I am very impressed, never though it would be the whole department running evolutionary CA simulations. That's pretty cool indeed!

GPU backend is what any simulation field needs now, in my opinion. If properly prepared, sims could run orders of magnitude faster than usual CPU implementations. Two GTX1080ti in your home station could easily outperform CPU cluster - the raw power of 7168 parallel cores really rocks! So, if you run a lot of simulations, you would consider it as a serious option.

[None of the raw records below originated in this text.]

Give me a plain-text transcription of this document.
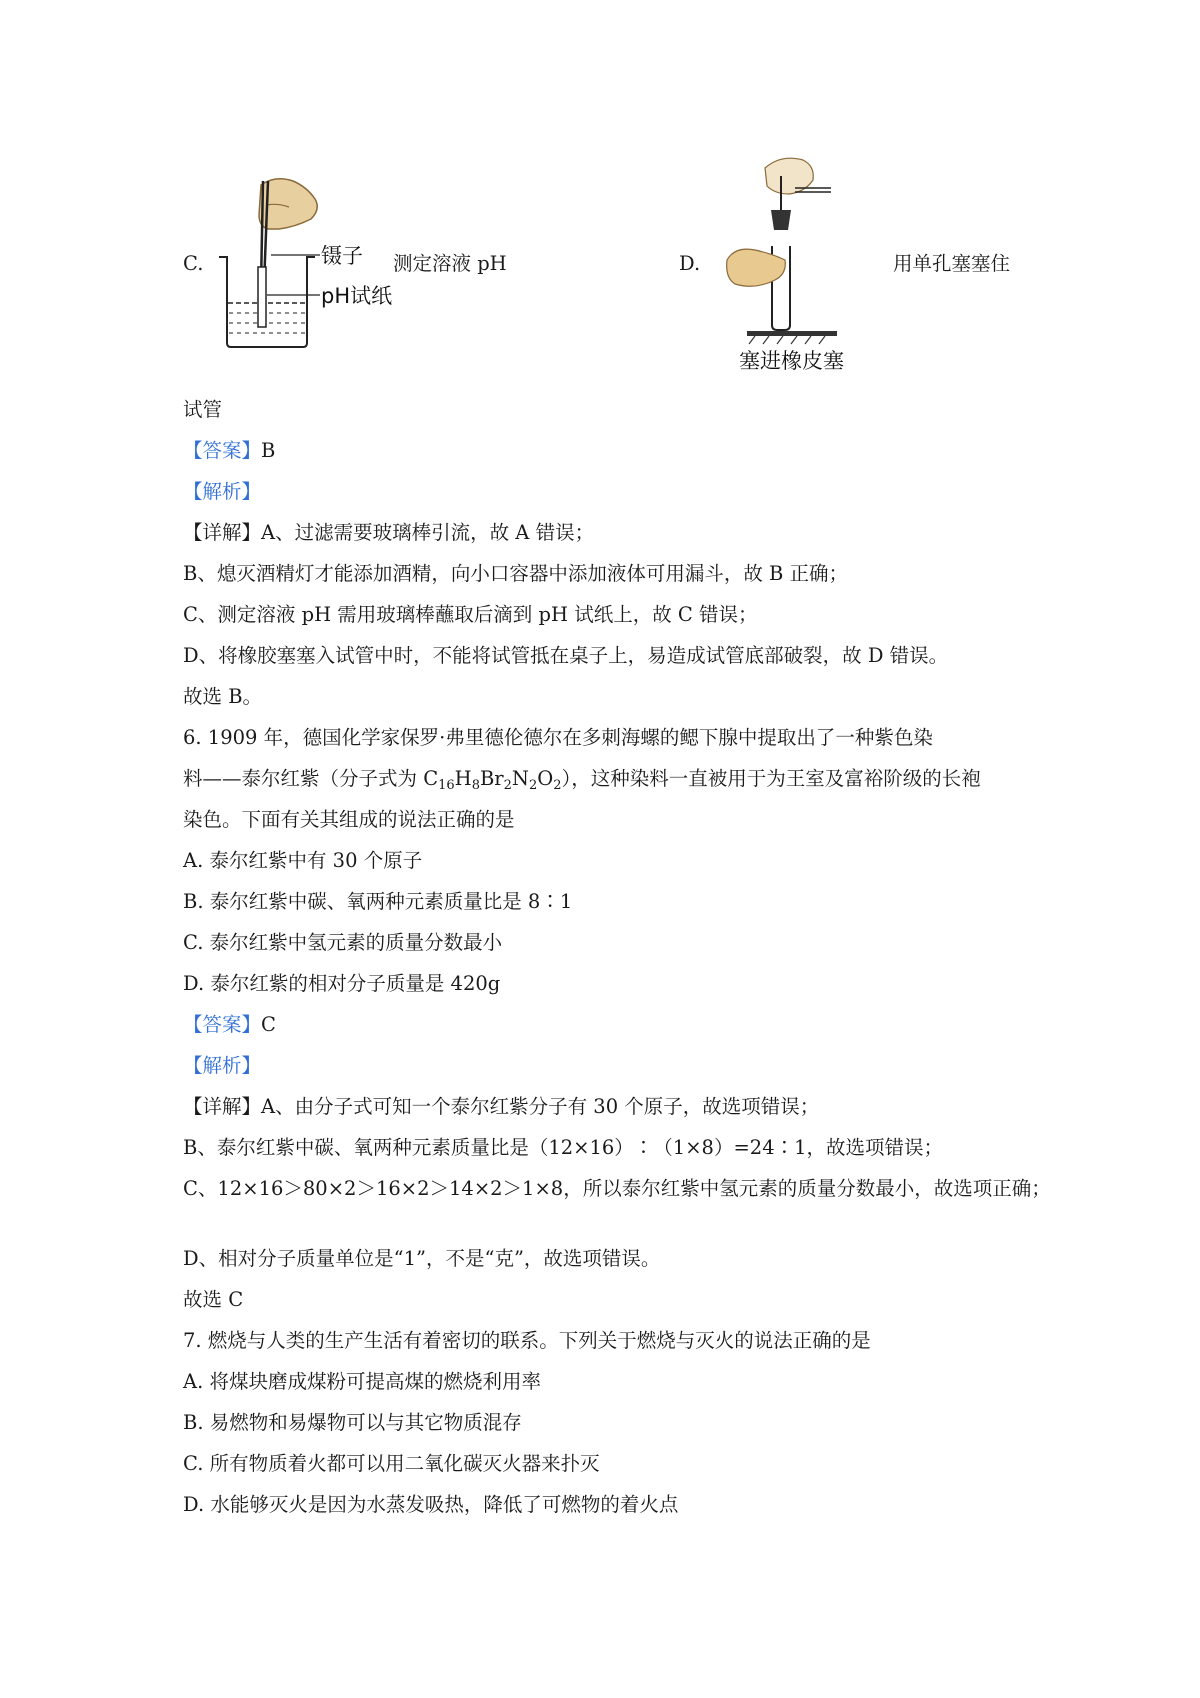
C.	镊子
pH试纸
测定溶液 pH	D.
塞进橡皮塞
用单孔塞塞住
试管
【答案】B
【解析】
【详解】A、过滤需要玻璃棒引流，故 A 错误；
B、熄灭酒精灯才能添加酒精，向小口容器中添加液体可用漏斗，故 B 正确；
C、测定溶液 pH 需用玻璃棒蘸取后滴到 pH 试纸上，故 C 错误；
D、将橡胶塞塞入试管中时，不能将试管抵在桌子上，易造成试管底部破裂，故 D 错误。
故选 B。
6. 1909 年，德国化学家保罗·弗里德伦德尔在多刺海螺的鳃下腺中提取出了一种紫色染
料——泰尔红紫（分子式为 $C_{16}H_8Br_2N_2O_2$），这种染料一直被用于为王室及富裕阶级的长袍
染色。下面有关其组成的说法正确的是
A. 泰尔红紫中有 30 个原子
B. 泰尔红紫中碳、氧两种元素质量比是 8∶1
C. 泰尔红紫中氢元素的质量分数最小
D. 泰尔红紫的相对分子质量是 420g
【答案】C
【解析】
【详解】A、由分子式可知一个泰尔红紫分子有 30 个原子，故选项错误；
B、泰尔红紫中碳、氧两种元素质量比是（12×16）∶（1×8）=24∶1，故选项错误；
C、12×16＞80×2＞16×2＞14×2＞1×8，所以泰尔红紫中氢元素的质量分数最小，故选项正确；
D、相对分子质量单位是“1”，不是“克”，故选项错误。
故选 C
7. 燃烧与人类的生产生活有着密切的联系。下列关于燃烧与灭火的说法正确的是
A. 将煤块磨成煤粉可提高煤的燃烧利用率
B. 易燃物和易爆物可以与其它物质混存
C. 所有物质着火都可以用二氧化碳灭火器来扑灭
D. 水能够灭火是因为水蒸发吸热，降低了可燃物的着火点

Regarding Xentica, of course you are free to use it any way you like including commercial use, MIT license is very permissive. You can also fork the project and modify it as needed. But have to admit, the project is in very early state right now, a lot of features still have to be implemented in order to get it to mature level.

In the next version (0.2) I planned to focus on evolutionary stuff: genome as a cell property, randomly crossover it with neighbors, mutation, per-cell RNGs, etc. The main goal of 0.2 is to run EvoLife model built with Xentica, but really it would end in much more tools for building a wide range of evolutionary models. And it's already multidimensional ;)

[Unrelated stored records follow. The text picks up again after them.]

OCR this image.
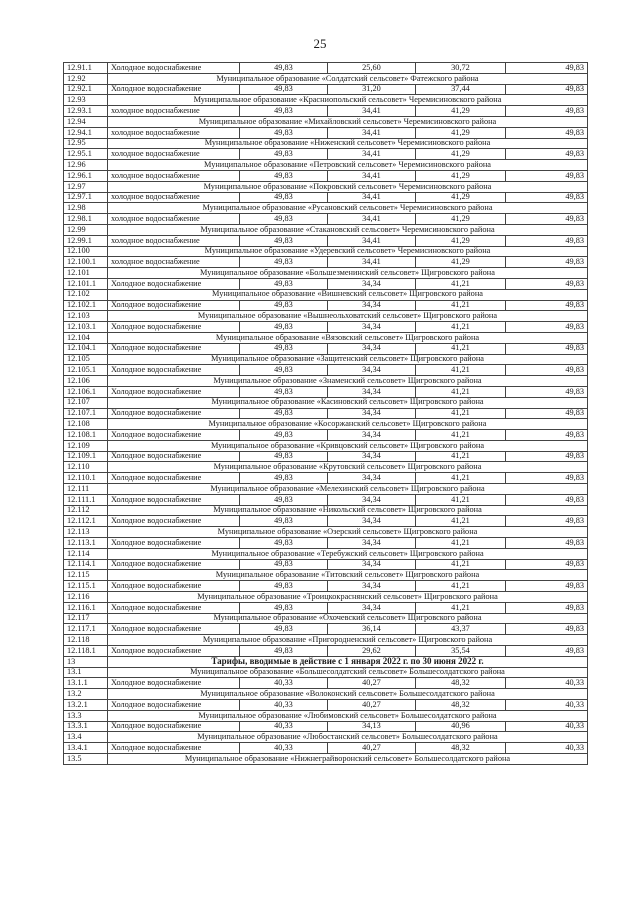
25
12.91.1	Холодное водоснабжение	49,83	25,60	30,72	49,83
12.92	Муниципальное образование «Солдатский сельсовет» Фатежского района				
12.92.1	Холодное водоснабжение	49,83	31,20	37,44	49,83
12.93	Муниципальное образование «Красниопольский сельсовет» Черемисиновского района				
12.93.1	холодное водоснабжение	49,83	34,41	41,29	49,83
12.94	Муниципальное образование «Михайловский сельсовет» Черемисиновского района				
12.94.1	холодное водоснабжение	49,83	34,41	41,29	49,83
12.95	Муниципальное образование «Ниженский сельсовет» Черемисиновского района				
12.95.1	холодное водоснабжение	49,83	34,41	41,29	49,83
12.96	Муниципальное образование «Петровский сельсовет» Черемисиновского района				
12.96.1	холодное водоснабжение	49,83	34,41	41,29	49,83
12.97	Муниципальное образование «Покровский сельсовет» Черемисиновского района				
12.97.1	холодное водоснабжение	49,83	34,41	41,29	49,83
12.98	Муниципальное образование «Русановский сельсовет» Черемисиновского района				
12.98.1	холодное водоснабжение	49,83	34,41	41,29	49,83
12.99	Муниципальное образование «Стакановский сельсовет» Черемисиновского района				
12.99.1	холодное водоснабжение	49,83	34,41	41,29	49,83
12.100	Муниципальное образование «Удеревский сельсовет» Черемисиновского района				
12.100.1	холодное водоснабжение	49,83	34,41	41,29	49,83
12.101	Муниципальное образование «Большезменинский сельсовет» Щигровского района				
12.101.1	Холодное водоснабжение	49,83	34,34	41,21	49,83
12.102	Муниципальное образование «Вишневский сельсовет» Щигровского района				
12.102.1	Холодное водоснабжение	49,83	34,34	41,21	49,83
12.103	Муниципальное образование «Вышнеольховатский сельсовет» Щигровского района				
12.103.1	Холодное водоснабжение	49,83	34,34	41,21	49,83
12.104	Муниципальное образование «Вязовский сельсовет» Щигровского района				
12.104.1	Холодное водоснабжение	49,83	34,34	41,21	49,83
12.105	Муниципальное образование «Защитенский сельсовет» Щигровского района				
12.105.1	Холодное водоснабжение	49,83	34,34	41,21	49,83
12.106	Муниципальное образование «Знаменский сельсовет» Щигровского района				
12.106.1	Холодное водоснабжение	49,83	34,34	41,21	49,83
12.107	Муниципальное образование «Касиновский сельсовет» Щигровского района				
12.107.1	Холодное водоснабжение	49,83	34,34	41,21	49,83
12.108	Муниципальное образование «Косоржанский сельсовет» Щигровского района				
12.108.1	Холодное водоснабжение	49,83	34,34	41,21	49,83
12.109	Муниципальное образование «Кривцовский сельсовет» Щигровского района				
12.109.1	Холодное водоснабжение	49,83	34,34	41,21	49,83
12.110	Муниципальное образование «Крутовский сельсовет» Щигровского района				
12.110.1	Холодное водоснабжение	49,83	34,34	41,21	49,83
12.111	Муниципальное образование «Мелехинский сельсовет» Щигровского района				
12.111.1	Холодное водоснабжение	49,83	34,34	41,21	49,83
12.112	Муниципальное образование «Никольский сельсовет» Щигровского района				
12.112.1	Холодное водоснабжение	49,83	34,34	41,21	49,83
12.113	Муниципальное образование «Озерский сельсовет» Щигровского района				
12.113.1	Холодное водоснабжение	49,83	34,34	41,21	49,83
12.114	Муниципальное образование «Теребужский сельсовет» Щигровского района				
12.114.1	Холодное водоснабжение	49,83	34,34	41,21	49,83
12.115	Муниципальное образование «Титовский сельсовет» Щигровского района				
12.115.1	Холодное водоснабжение	49,83	34,34	41,21	49,83
12.116	Муниципальное образование «Троицкокраснянский сельсовет» Щигровского района				
12.116.1	Холодное водоснабжение	49,83	34,34	41,21	49,83
12.117	Муниципальное образование «Охочевский сельсовет» Щигровского района				
12.117.1	Холодное водоснабжение	49,83	36,14	43,37	49,83
12.118	Муниципальное образование «Пригородненский сельсовет» Щигровского района				
12.118.1	Холодное водоснабжение	49,83	29,62	35,54	49,83
13	Тарифы, вводимые в действие с 1 января 2022 г. по 30 июня 2022 г.				
13.1	Муниципальное образование «Большесолдатский сельсовет» Большесолдатского района				
13.1.1	Холодное водоснабжение	40,33	40,27	48,32	40,33
13.2	Муниципальное образование «Волоконский сельсовет» Большесолдатского района				
13.2.1	Холодное водоснабжение	40,33	40,27	48,32	40,33
13.3	Муниципальное образование «Любимовский сельсовет» Большесолдатского района				
13.3.1	Холодное водоснабжение	40,33	34,13	40,96	40,33
13.4	Муниципальное образование «Любостанский сельсовет» Большесолдатского района				
13.4.1	Холодное водоснабжение	40,33	40,27	48,32	40,33
13.5	Муниципальное образование «Нижнеграйворонский сельсовет» Большесолдатского района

So, the scenario you described will be very possible to implement in 0.2 using out-of-box features. The only exception is two neighborhoods at the same time. You must stick to the one only. In example, if the first neighborhood is the subset of second one, you choose the larger one. But there is a catch, large neighborhood may slow the whole simulation significantly, and also model will eat more RAM proportionally to the number of neighbors. My advise here is to think about possible workaround in model logic, and try to reach the same behavior using closest neighborhood only. One possible solution is to use "delayed division". When ready to divide, the cell passing "readiness" flag (along with genome) to a random neighbor. If neighbor is empty, new cell is born there, otherwise it's passing flag to another random neighbor. Or you can use some incrementing counter instead of flag, and let the cell be born only when it reach a threshold. Then what you get, is randomly "wandering" seeds of the new cells.

As for simulation speed, in Xentica it's influenced by 2 major factors:

  1. Single cell in-memory size. More info you encoded into a cell's state, slower it is. Also we have buffered neighbor states per each cell. So, more neighbors cell have, slower sim is too.
  2. The complexity of model's logic. More expressions you use, and harder expressions are, slower it runs. Addition, multiplication, bit operations are cheap. Division, trigonometry are expensive. Conditions also may cause slowdown, due to GPU architecture traits.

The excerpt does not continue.